For \(f(x) = x^3 – x + 1 \), it fails the Horizontal Line Test, so no inverse exists.

Steps to Find an Inverse Function

1. Check if \(f \) is one-to-one using Theorem 2.
2. Solve for \(x \) in terms of \(y \): \(x = f^{-1}(y) \).
3. Interchange \(x \) and \(y \) to find \(y = f^{-1}(x) \).
4. Define the domain of \(f^{-1} \).
5. Verify \(f(f^{-1}(x)) = x \) and \(f^{-1}(f(x)) = x \).

Example 3: Finding Inverses

For \(f(x) = \sqrt{2x – 3} \), solve for \(x \) in terms of \(y \) to get \(f^{-1}(x) = \frac{x^2 + 3}{2} \).

Solution: From the graph of \(f \), it appears that \(f \) is increasing over its entire domain, \([3/2, \infty) \).

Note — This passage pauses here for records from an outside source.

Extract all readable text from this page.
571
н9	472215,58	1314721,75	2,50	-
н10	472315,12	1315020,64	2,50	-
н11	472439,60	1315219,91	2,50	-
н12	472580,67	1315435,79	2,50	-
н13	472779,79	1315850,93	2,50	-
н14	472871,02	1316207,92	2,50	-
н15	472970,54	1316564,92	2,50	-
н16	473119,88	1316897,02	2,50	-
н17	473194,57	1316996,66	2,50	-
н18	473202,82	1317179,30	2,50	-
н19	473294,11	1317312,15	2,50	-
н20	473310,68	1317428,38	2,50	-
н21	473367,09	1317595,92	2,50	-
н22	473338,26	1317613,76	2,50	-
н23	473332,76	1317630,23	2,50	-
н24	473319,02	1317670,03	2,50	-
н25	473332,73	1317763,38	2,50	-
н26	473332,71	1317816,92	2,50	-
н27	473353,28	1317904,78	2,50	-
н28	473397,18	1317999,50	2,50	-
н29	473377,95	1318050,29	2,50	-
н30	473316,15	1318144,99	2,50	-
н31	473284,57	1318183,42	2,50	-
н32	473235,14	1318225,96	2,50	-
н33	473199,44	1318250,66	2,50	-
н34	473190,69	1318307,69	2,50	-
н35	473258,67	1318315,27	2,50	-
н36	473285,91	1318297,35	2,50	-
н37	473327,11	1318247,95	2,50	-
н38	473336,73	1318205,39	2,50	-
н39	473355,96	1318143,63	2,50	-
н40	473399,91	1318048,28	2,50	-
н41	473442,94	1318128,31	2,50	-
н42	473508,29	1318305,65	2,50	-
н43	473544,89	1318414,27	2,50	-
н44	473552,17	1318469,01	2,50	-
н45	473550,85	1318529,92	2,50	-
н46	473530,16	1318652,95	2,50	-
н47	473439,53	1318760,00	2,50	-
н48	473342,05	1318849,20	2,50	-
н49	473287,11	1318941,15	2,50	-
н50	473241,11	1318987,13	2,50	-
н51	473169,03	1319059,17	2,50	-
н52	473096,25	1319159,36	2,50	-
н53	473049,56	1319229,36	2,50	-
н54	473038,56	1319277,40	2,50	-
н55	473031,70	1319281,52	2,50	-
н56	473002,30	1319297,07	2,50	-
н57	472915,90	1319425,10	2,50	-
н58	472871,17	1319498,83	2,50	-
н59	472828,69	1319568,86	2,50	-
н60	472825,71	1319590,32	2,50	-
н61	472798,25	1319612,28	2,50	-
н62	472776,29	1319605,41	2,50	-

So, \(f \) is strictly monotonic, and it must have an inverse function.

To find an equation for the inverse function, let \(y = f(x) \), and solve for \(x \) in terms of \(y \):

\(\sqrt{2x – 3} = y \)     Let y = f(x)

\(2x – 3 = y^2 \)     Square each side

\(x = \frac{y^2 + 3}{2} \)     Solve for x

\(y = \frac{x^2 + 3}{2} \)     Interchange x and y

\(f^{-1}(x) = \frac{x^2 + 3}{2} \)     Replace y by f^-1(x)

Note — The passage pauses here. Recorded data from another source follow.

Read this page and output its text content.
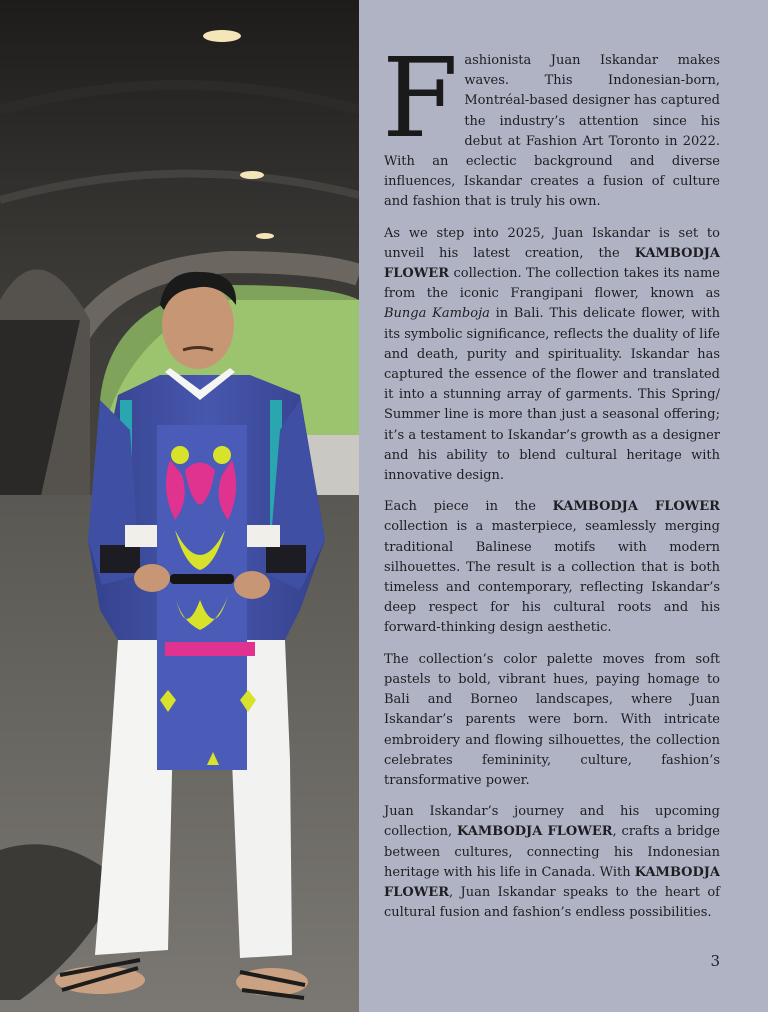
Fashionista Juan Iskandar makes waves. This Indonesian-born, Montréal-based designer has captured the industry’s attention since his debut at Fashion Art Toronto in 2022. With an eclectic background and diverse influences, Iskandar creates a fusion of culture and fashion that is truly his own.

As we step into 2025, Juan Iskandar is set to unveil his latest creation, the KAMBODJA FLOWER collection. The collection takes its name from the iconic Frangipani flower, known as Bunga Kamboja in Bali. This delicate flower, with its symbolic significance, reflects the duality of life and death, purity and spirituality. Iskandar has captured the essence of the flower and translated it into a stunning array of garments. This Spring/ Summer line is more than just a seasonal offering; it’s a testament to Iskandar’s growth as a designer and his ability to blend cultural heritage with innovative design.

Each piece in the KAMBODJA FLOWER collection is a masterpiece, seamlessly merging traditional Balinese motifs with modern silhouettes. The result is a collection that is both timeless and contemporary, reflecting Iskandar’s deep respect for his cultural roots and his forward-thinking design aesthetic.

The collection’s color palette moves from soft pastels to bold, vibrant hues, paying homage to Bali and Borneo landscapes, where Juan Iskandar’s parents were born. With intricate embroidery and flowing silhouettes, the collection celebrates femininity, culture, fashion’s transformative power.

Juan Iskandar’s journey and his upcoming collection, KAMBODJA FLOWER, crafts a bridge between cultures, connecting his Indonesian heritage with his life in Canada. With KAMBODJA FLOWER, Juan Iskandar speaks to the heart of cultural fusion and fashion’s endless possibilities.

3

The domain of \(f^{-1} \) is the range of \(f \), which is \([0, \infty) \).

You can verify this result as shown below:

\(f(f^{-1}(x)) = \sqrt{2 \left( \frac{x^2 + 3}{2} \right) – 3} = \sqrt{x^2} = x, \quad x \geq 0 \)

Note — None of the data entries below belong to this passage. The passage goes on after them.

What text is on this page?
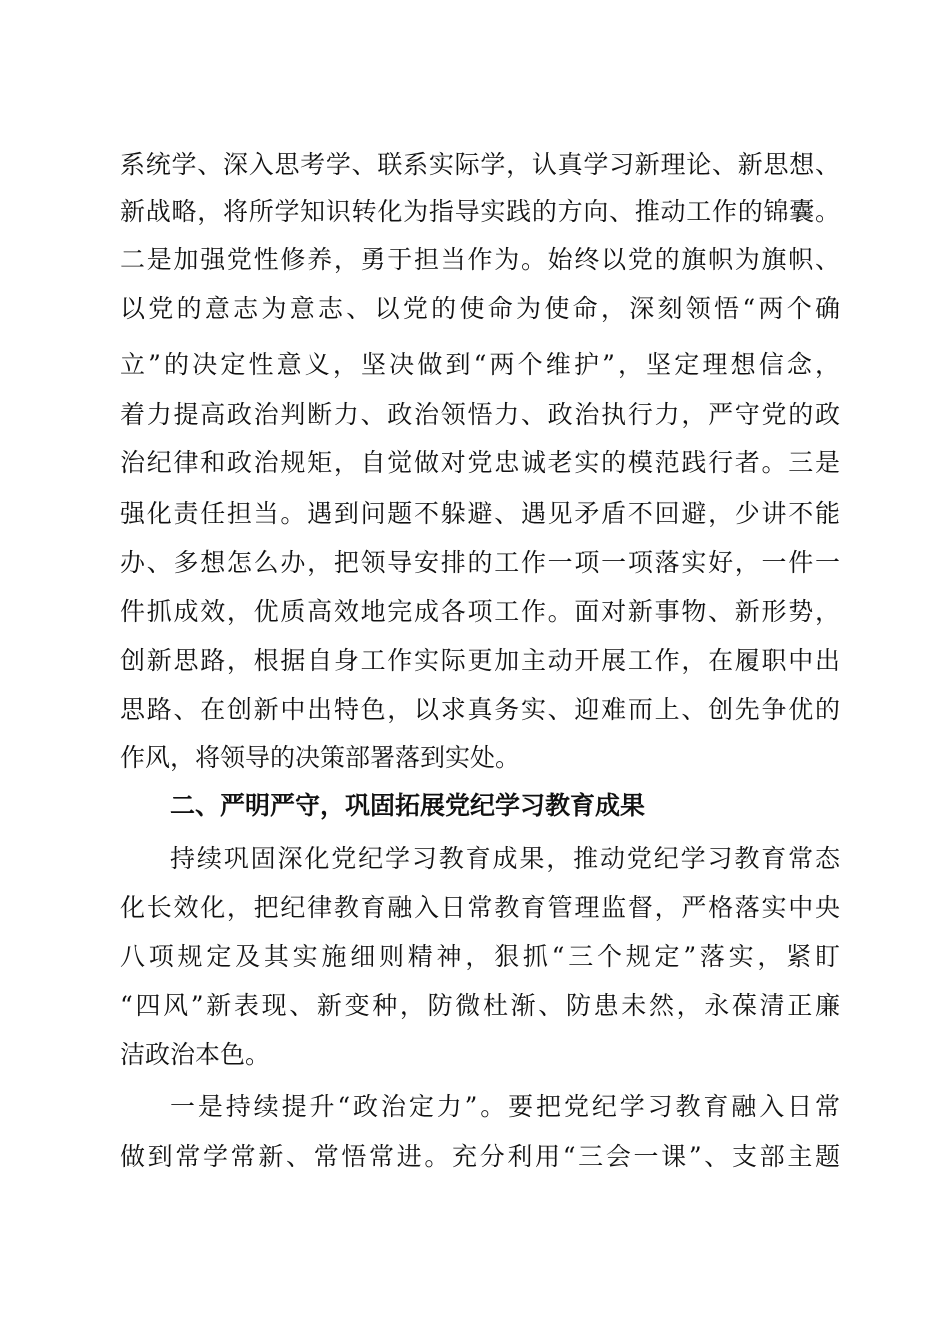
系统学、深入思考学、联系实际学，认真学习新理论、新思想、
新战略，将所学知识转化为指导实践的方向、推动工作的锦囊。
二是加强党性修养，勇于担当作为。始终以党的旗帜为旗帜、
以党的意志为意志、以党的使命为使命，深刻领悟“两个确
立”的决定性意义，坚决做到“两个维护”，坚定理想信念，
着力提高政治判断力、政治领悟力、政治执行力，严守党的政
治纪律和政治规矩，自觉做对党忠诚老实的模范践行者。三是
强化责任担当。遇到问题不躲避、遇见矛盾不回避，少讲不能
办、多想怎么办，把领导安排的工作一项一项落实好，一件一
件抓成效，优质高效地完成各项工作。面对新事物、新形势，
创新思路，根据自身工作实际更加主动开展工作，在履职中出
思路、在创新中出特色，以求真务实、迎难而上、创先争优的
作风，将领导的决策部署落到实处。
二、严明严守，巩固拓展党纪学习教育成果
持续巩固深化党纪学习教育成果，推动党纪学习教育常态
化长效化，把纪律教育融入日常教育管理监督，严格落实中央
八项规定及其实施细则精神，狠抓“三个规定”落实，紧盯
“四风”新表现、新变种，防微杜渐、防患未然，永葆清正廉
洁政治本色。
一是持续提升“政治定力”。要把党纪学习教育融入日常
做到常学常新、常悟常进。充分利用“三会一课”、支部主题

\(f^{-1}(f(x)) = \left( \frac{\sqrt{2x – 3}}{2} \right)^2 + 3 = \frac{2x – 3 + 3}{2} = x, \quad x \geq \frac{3}{2} \)

Example 4: Testing One-to-One

For \(f(x) = \sin x \), it’s not one-to-one on \((-\infty, \infty) \), but is one-to-one on \([-\pi/2, \pi/2] \).

Example 5

If \(f(1) = 5 \), \(f(3) = 7 \), and \(f(8) = -10 \), find \(f^{-1}(5) \), \(f^{-1}(7) \), and \(f^{-1}(-10) \).

Solution:

From the definition of \(f^{-1} \), we have:

\(f^{-1}(5) = 1 \) because \(f(1) = 5 \)

\(f^{-1}(7) = 3 \) because \(f(3) = 7 \)

\(f^{-1}(-10) = 8 \) because \(f(8) = -10 \)

This shows how \(f^{-1} \) reverses the effect of \(f \) in this case.